If strong and weak components are really what we want then I can work on doing that but it seemed to me that what we really wanted was the option of counting i <-> j as isolated or not, which is accomplished by the dyad distinction described above (and not by strong vs. weak 2-components).

martinamorris commented 5 years ago

thx for the thorough consideration of issues :). coupla thoughts:

  1. This gets at one key question that Steve raised -- are components "embedded". IIUC the version of embedding you're identifying:

i and j can have arbitrarily many in and out edges to other nodes and still form a strong 2-component themselves.

is only an issue for directed graphs. And at the end of the day, our use case is still undirected, where the 2 component is uniquely defined by an isolated dyad. So, the complexities of non-isolated strong 2 components in directed graphs is not a show stopper.

  1. @CarterButts added a fast component calculation algorithm to SNA somewhat recently, and might have some comments relevant to whether we want to tackle adding a general ergm-term for k-components that works for both undirected and directed graphs.

  2. If we decide to go with a more modest undirected only term, i'd still vote for calling it component (even if 2-components were the only ones implemented).

sgoodreau commented 5 years ago

Yes, thanks for the deep thinking on this, Chad.

Martina's right that ultimately the only use case for me personally is the undirected one, so all of the thinking through of directed analogues is about imagining what other people might want someday, and that involves some guesswork.

You're absolutely right, though, that the concept I was originally getting at here was isolated pairs, i.e. those who have some sort of relationship but then neither person has any relationship with anyone else. With that conceptualization, then the directed analogue is indeed not the terms commonly known as strong or weak directed components.

This all gets to the issue that there can be multiple directed analogues for the same undirected measure, depending on how one theorizes it. This happens also with, e.g. triad censuses (i.e. whether one cares about the full distribution of all 16 types or just collapses them into cyclical or transitive triads; both are different ways of generalizing what for undirected networks is just the count of triangles).

I lean towards either of the two options below, in ranked order:

(1) not implementing it all for directed networks right now, in which case we are free to call it components(2) if we wish

(2) implementing a version that is like what Chad says above - a count of the pairs who have at least one directed edge (arc) and who have no other ties to anyone else at all. One could make a strong or weak version if one wished, where you have to be mutual for it to count as strong, or either tie to count as weak. If we go this route, we shouldn't call it components, because we're not matching the common definition for it at this point.

Who wants to make the final decision? :-)

martinamorris commented 5 years ago

To get this into your hands asap, I suppose we can punt the larger issues, and use the term that Chad wrote, name unchanged, for now.

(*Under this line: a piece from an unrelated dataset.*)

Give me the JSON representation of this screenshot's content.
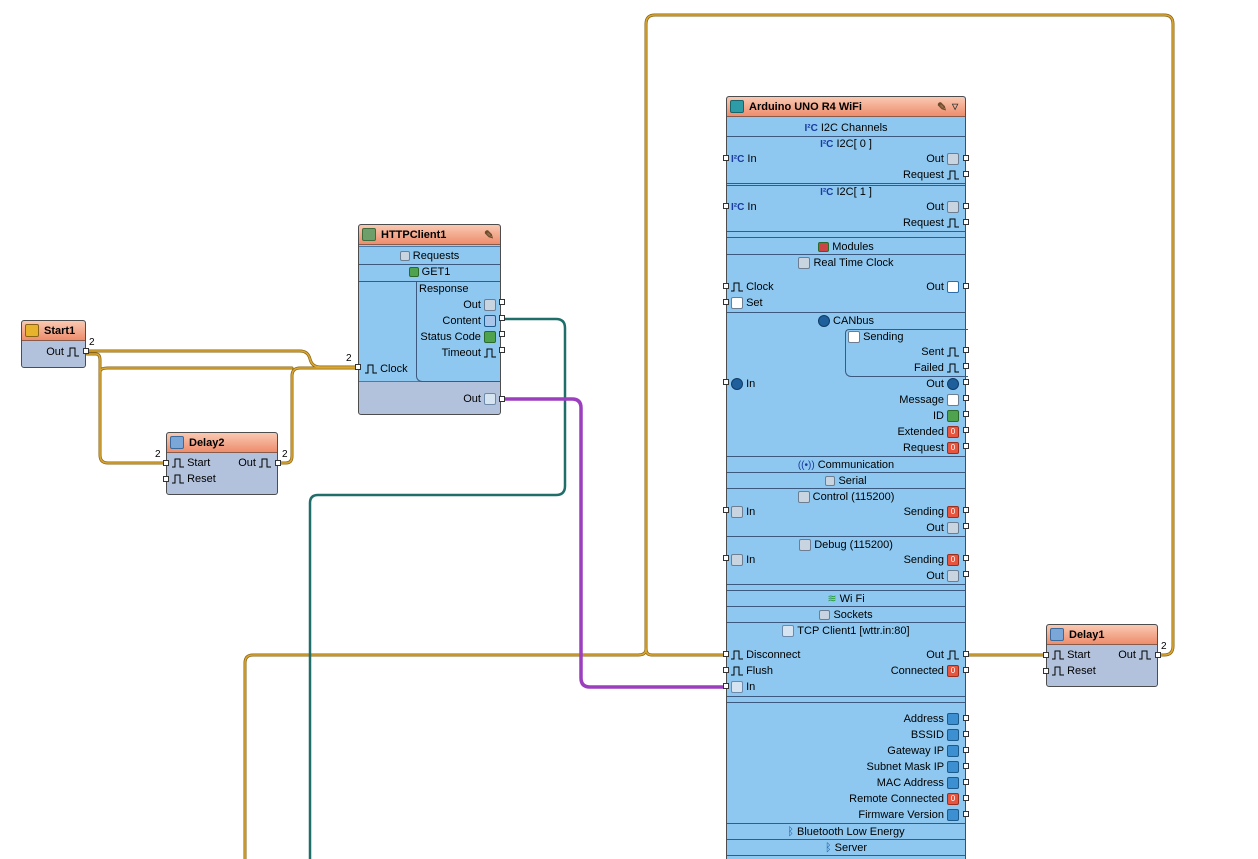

sgoodreau commented 5 years ago

There's actually no rush at this point. But I'm happy to stick with the existing name and term, with one tweak: I think we should take the directed version out and say it only works for undirected for now. The directed version that Chad coded up, IIRC, doesn't map on to any of the ideas we've talked about in this thread, and I'd rather not have the functionality at all than have functionality that we don't really have a good theoretical basis for. We can choose to add some version in later once we've thought about it, without then worrying about backwards compatibility.